Near the end of Philip Roth’s Sabbath’s Theater, on a whim, Sabbath visits his hundred year old Uncle Fish, who is also living a lonely and less than spic and span existence about a mile away from Grandpop’s bungalow, in Bradley Beach. Fish’s place is two stories high, and although he does not really sleep much he does go up to bed at night. He tells Sabbath he’s out of cereal (an eventuality which, due to careful stockpiling, would never befall Grandpop) but does make his own lunch every day: a lamp chop, a little apple sauce with maybe an orange for dessert. Of course there are no Christmas decorations, Fish being Jewish. Also, unlike Grandpop Polhemus, Fish would have a shower occasionally. In an old sideboard which used to belong to his family (his parents both now dead), Sabbath finds a box marked ‘Morty’s Things’.

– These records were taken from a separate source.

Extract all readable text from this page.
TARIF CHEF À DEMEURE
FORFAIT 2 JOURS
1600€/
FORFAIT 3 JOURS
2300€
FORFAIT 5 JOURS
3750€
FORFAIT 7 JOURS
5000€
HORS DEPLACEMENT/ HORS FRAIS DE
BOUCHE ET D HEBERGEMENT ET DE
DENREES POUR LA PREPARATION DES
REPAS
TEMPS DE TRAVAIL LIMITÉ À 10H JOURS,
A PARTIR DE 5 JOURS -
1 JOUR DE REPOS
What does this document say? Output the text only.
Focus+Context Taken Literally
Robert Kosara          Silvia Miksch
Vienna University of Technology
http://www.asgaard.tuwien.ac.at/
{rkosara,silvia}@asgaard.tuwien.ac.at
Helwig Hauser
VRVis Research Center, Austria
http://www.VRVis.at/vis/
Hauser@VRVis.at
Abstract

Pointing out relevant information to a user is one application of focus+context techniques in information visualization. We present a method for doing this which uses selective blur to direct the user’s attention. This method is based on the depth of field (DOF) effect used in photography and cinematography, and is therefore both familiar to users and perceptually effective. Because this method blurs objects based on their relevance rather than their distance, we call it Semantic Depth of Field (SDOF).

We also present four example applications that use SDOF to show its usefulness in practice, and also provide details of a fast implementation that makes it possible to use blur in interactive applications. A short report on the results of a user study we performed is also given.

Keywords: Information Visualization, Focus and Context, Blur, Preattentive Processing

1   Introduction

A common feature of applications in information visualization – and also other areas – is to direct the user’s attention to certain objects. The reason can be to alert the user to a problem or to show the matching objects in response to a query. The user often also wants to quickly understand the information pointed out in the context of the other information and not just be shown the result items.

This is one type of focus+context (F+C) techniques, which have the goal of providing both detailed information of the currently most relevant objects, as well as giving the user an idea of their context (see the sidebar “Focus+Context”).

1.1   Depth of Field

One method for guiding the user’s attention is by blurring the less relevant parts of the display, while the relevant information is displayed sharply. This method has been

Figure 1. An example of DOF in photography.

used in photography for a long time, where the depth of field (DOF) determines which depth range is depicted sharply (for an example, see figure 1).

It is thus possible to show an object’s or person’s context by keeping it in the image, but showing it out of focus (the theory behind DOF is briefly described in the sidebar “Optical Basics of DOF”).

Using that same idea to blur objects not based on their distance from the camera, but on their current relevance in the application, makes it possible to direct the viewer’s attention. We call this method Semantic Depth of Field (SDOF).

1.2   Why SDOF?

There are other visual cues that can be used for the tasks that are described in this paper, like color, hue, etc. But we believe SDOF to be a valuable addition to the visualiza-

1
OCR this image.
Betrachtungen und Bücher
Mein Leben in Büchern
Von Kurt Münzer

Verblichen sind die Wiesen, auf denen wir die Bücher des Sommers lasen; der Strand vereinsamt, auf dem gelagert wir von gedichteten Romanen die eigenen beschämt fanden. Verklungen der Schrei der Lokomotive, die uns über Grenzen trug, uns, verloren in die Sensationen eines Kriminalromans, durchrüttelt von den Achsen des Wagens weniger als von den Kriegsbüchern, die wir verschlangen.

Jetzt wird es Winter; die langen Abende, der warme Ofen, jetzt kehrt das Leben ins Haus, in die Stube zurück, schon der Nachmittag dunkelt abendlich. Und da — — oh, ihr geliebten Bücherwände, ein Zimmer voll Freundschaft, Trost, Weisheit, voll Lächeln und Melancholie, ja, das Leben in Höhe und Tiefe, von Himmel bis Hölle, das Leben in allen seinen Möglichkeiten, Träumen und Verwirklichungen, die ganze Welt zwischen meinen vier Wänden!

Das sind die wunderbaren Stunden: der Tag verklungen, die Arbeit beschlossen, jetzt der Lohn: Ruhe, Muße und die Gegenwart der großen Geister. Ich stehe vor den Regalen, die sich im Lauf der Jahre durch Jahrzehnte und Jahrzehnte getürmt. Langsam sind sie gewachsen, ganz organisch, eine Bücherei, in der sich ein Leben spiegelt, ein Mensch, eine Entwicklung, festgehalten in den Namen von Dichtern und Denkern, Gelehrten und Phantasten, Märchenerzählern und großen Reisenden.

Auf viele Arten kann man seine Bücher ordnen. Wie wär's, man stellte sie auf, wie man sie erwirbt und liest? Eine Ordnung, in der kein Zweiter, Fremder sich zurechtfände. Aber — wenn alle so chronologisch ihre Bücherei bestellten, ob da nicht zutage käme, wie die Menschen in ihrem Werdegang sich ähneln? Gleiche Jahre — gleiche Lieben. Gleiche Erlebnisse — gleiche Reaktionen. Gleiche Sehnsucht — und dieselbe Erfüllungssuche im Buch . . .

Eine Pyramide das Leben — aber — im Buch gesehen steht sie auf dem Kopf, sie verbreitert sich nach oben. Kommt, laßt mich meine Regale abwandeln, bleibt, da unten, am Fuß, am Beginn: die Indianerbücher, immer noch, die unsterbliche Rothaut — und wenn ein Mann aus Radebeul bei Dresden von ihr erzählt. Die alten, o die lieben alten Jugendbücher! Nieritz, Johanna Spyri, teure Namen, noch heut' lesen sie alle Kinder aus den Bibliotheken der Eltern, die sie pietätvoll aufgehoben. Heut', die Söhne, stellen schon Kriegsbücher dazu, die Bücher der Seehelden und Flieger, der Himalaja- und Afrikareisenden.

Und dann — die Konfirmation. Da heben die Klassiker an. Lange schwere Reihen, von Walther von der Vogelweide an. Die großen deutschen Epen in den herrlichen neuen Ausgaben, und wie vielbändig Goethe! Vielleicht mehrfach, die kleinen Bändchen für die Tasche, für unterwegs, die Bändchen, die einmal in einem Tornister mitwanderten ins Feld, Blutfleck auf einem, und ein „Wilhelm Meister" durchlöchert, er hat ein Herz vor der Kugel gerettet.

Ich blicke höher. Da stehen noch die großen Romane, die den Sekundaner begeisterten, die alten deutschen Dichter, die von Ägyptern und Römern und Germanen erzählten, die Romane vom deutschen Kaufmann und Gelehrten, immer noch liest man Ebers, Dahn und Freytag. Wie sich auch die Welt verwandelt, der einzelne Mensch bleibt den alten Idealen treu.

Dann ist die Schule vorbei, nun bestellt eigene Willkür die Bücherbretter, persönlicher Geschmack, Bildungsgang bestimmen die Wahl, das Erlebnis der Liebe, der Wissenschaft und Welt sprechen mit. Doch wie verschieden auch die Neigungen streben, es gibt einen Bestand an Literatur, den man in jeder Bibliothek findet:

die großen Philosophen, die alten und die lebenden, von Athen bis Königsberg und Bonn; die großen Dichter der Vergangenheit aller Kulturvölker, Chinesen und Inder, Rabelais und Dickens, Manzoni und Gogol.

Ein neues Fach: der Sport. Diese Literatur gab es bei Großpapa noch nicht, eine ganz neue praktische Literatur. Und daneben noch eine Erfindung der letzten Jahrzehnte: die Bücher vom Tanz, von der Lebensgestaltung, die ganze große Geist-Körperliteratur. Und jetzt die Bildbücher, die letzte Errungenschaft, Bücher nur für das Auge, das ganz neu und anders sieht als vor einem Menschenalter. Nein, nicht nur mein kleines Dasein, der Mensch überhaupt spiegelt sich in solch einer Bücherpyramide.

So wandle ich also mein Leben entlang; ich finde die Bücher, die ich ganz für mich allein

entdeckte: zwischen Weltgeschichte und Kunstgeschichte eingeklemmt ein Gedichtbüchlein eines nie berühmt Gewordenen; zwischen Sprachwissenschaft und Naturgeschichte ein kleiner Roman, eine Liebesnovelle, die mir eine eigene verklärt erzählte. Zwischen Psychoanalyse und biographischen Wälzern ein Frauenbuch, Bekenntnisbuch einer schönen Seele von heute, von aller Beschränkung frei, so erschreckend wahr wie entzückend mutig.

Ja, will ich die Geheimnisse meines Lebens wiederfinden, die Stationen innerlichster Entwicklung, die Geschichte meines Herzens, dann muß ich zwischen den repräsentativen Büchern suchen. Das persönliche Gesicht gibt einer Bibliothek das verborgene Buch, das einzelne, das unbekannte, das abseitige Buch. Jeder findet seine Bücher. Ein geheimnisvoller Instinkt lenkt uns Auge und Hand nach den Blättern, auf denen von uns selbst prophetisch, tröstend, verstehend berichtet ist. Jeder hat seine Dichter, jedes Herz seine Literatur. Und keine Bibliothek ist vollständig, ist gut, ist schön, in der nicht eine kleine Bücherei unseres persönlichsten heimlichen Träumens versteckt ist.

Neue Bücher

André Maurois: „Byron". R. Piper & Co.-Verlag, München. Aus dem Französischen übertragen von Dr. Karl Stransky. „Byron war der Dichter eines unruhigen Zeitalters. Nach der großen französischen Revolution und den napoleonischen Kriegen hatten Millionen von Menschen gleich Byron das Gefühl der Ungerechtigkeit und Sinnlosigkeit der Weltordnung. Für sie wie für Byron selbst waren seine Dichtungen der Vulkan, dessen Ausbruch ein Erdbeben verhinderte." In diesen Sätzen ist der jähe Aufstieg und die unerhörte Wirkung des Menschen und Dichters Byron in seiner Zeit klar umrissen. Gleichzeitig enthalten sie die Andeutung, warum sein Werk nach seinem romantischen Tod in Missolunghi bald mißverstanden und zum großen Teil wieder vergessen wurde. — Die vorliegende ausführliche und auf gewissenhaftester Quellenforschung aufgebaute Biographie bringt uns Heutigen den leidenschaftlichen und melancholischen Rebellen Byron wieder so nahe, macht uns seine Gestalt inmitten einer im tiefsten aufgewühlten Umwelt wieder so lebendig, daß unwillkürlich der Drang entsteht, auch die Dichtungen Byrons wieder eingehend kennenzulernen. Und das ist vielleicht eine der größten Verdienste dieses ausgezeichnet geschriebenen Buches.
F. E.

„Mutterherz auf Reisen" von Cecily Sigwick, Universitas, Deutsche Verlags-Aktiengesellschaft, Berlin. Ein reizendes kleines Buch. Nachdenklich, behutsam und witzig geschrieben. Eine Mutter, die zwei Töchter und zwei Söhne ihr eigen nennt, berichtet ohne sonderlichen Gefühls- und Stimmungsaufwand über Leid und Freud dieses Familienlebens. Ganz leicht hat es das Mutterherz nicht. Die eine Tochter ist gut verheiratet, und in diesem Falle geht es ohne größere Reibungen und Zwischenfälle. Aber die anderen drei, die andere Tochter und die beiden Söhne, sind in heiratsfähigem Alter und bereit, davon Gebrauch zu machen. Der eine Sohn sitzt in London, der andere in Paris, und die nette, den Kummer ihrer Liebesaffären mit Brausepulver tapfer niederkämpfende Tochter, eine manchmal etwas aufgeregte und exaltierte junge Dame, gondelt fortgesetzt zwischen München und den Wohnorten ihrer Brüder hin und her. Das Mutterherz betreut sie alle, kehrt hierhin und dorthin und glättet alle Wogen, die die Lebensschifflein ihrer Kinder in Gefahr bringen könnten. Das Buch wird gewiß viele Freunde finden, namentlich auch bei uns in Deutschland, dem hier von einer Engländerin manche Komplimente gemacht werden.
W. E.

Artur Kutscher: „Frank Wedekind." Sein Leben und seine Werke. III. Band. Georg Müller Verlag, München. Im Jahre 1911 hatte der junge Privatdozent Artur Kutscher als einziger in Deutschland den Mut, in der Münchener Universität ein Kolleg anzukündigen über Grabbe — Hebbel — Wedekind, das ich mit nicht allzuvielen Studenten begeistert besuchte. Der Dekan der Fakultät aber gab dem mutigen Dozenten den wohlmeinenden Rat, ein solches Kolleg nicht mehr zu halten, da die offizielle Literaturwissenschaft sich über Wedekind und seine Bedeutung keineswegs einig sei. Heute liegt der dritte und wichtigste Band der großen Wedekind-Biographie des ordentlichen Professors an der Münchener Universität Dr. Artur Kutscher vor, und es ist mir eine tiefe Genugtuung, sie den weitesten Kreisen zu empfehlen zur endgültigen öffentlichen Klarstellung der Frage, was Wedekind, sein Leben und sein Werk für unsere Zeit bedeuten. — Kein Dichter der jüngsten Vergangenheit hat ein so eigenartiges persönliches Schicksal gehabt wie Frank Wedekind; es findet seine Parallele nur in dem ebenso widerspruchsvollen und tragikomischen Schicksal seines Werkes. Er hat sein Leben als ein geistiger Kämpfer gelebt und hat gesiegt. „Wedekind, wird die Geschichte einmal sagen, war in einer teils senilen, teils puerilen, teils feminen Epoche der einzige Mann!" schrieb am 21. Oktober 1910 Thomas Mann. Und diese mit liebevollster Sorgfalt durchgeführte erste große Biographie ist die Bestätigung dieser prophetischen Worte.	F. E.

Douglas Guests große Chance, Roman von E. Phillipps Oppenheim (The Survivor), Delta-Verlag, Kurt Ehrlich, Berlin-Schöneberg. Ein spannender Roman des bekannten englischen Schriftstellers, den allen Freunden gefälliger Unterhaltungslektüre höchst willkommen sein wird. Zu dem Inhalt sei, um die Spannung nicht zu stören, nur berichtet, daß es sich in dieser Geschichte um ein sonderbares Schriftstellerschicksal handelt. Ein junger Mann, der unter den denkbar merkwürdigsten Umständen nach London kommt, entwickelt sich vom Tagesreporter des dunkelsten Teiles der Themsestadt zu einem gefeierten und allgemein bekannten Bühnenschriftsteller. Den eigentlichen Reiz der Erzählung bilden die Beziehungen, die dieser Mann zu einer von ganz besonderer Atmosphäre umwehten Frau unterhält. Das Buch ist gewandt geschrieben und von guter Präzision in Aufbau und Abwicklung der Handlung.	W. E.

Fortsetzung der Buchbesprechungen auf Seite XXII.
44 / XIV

Unlike Sabbath and my father and uncle, Sabbath’s younger brother Morty didn’t survive the war – shot down over the Pacific. At the bottom of the cardboard box Sabbath finds the officially folded flag which had draped his brother’s coffin. For some of us the obvious yet all too easily forgotten truth is that a great many GIs never made it back to their home towns and many of those who did, unlike my father and my uncle, were deeply scarred psychologically if not physically. Such GIs had had their High Noon showdown and most of them, like Gary Cooper’s Marshal Will Kane, had lived up to the terrible challenges of their time, their war. They had done what a man’s got to do. Now that war was over and for the survivors it was time to move on to a new – and who could possibly doubt it? – better life for themselves and their growing families. Now was the future, an American, suburban future.